ECLI:NL:CRVB:2020:711
Centrale Raad van Beroep
- Hoger beroep
- Rechtspraak.nl
Intrekking en terugvordering van bijstand door de Sociale verzekeringsbank; bewijsvoering en eigendom van onroerend goed
In deze zaak heeft de Centrale Raad van Beroep op 12 maart 2020 uitspraak gedaan in hoger beroep tegen een besluit van de Sociale verzekeringsbank (Svb) van 15 februari 2019. De appellant, die bijstand ontving in de vorm van een aanvulling inkomensvoorziening voor ouderen (AIO-aanvulling), had bezwaar gemaakt tegen de intrekking en terugvordering van deze bijstand. De Raad oordeelde dat de Svb niet aannemelijk had gemaakt dat de appellant eigenaar was van onroerend goed in Marokko, wat de basis vormde voor de intrekking van de bijstand. De Svb had een rapport van twee buitendienstmedewerkers ingediend, maar dit rapport bood geen toereikende grondslag voor het standpunt van de Svb. De Raad had eerder in een uitspraak van 7 augustus 2018 al geconcludeerd dat de onderzoeksbevindingen onvoldoende waren om te stellen dat de appellant eigenaar was van een woning in Marokko.

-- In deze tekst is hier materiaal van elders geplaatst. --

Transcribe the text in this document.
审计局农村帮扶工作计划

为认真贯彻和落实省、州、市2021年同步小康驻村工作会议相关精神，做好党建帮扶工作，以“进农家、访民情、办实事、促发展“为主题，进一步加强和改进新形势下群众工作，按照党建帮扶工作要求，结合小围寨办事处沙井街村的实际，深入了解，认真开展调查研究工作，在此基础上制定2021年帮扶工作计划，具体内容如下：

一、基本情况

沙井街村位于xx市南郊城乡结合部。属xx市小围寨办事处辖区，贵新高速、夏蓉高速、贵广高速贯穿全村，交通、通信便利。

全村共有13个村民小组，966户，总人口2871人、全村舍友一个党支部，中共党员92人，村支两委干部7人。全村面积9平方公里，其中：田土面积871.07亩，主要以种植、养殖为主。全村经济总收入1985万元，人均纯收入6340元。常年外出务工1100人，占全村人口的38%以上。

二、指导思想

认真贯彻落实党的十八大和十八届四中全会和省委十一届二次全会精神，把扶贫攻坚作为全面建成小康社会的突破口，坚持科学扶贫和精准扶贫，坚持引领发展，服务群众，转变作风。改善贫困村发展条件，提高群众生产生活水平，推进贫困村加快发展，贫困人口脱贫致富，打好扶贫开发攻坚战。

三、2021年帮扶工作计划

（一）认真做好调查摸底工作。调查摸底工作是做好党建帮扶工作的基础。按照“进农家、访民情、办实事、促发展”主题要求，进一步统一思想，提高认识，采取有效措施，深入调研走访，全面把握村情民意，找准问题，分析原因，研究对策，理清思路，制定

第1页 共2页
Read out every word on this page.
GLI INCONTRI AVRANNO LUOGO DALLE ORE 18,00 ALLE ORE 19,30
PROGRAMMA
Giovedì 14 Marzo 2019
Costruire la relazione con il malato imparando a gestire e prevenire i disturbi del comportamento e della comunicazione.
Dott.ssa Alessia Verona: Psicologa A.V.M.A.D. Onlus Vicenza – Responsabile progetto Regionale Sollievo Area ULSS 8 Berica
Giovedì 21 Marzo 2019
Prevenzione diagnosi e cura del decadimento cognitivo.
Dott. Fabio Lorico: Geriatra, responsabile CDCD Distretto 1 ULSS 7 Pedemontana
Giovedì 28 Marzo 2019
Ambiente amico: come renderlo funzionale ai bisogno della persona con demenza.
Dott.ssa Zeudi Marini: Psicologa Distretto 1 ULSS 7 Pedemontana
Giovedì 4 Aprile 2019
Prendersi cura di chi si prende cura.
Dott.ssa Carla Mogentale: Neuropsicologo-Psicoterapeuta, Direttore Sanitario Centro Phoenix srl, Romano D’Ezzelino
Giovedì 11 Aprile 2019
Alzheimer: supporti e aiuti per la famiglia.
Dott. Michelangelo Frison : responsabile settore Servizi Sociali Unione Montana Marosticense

De Raad heeft het beroep van de appellant gegrond verklaard en het besluit van de Svb vernietigd. Tevens heeft de Raad het beëindigingsbesluit van 16 april 2015 en het terugvorderingsbesluit van 16 april 2015 herroepen. De Svb werd veroordeeld tot het vergoeden van de proceskosten van de appellant, die zijn begroot op € 1.575,-, en het griffierecht van € 47,-. De uitspraak benadrukt de bewijslast die op de bijstandverlenende instantie rust en de noodzaak voor de Svb om voldoende bewijs te verzamelen voordat tot intrekking van bijstand kan worden overgegaan. De Raad heeft zelf in de zaak voorzien en geen aanleiding gezien om de Svb opnieuw een nieuw besluit te laten nemen, aangezien de intrekking van de AIO-aanvulling en de terugvordering niet konden standhouden.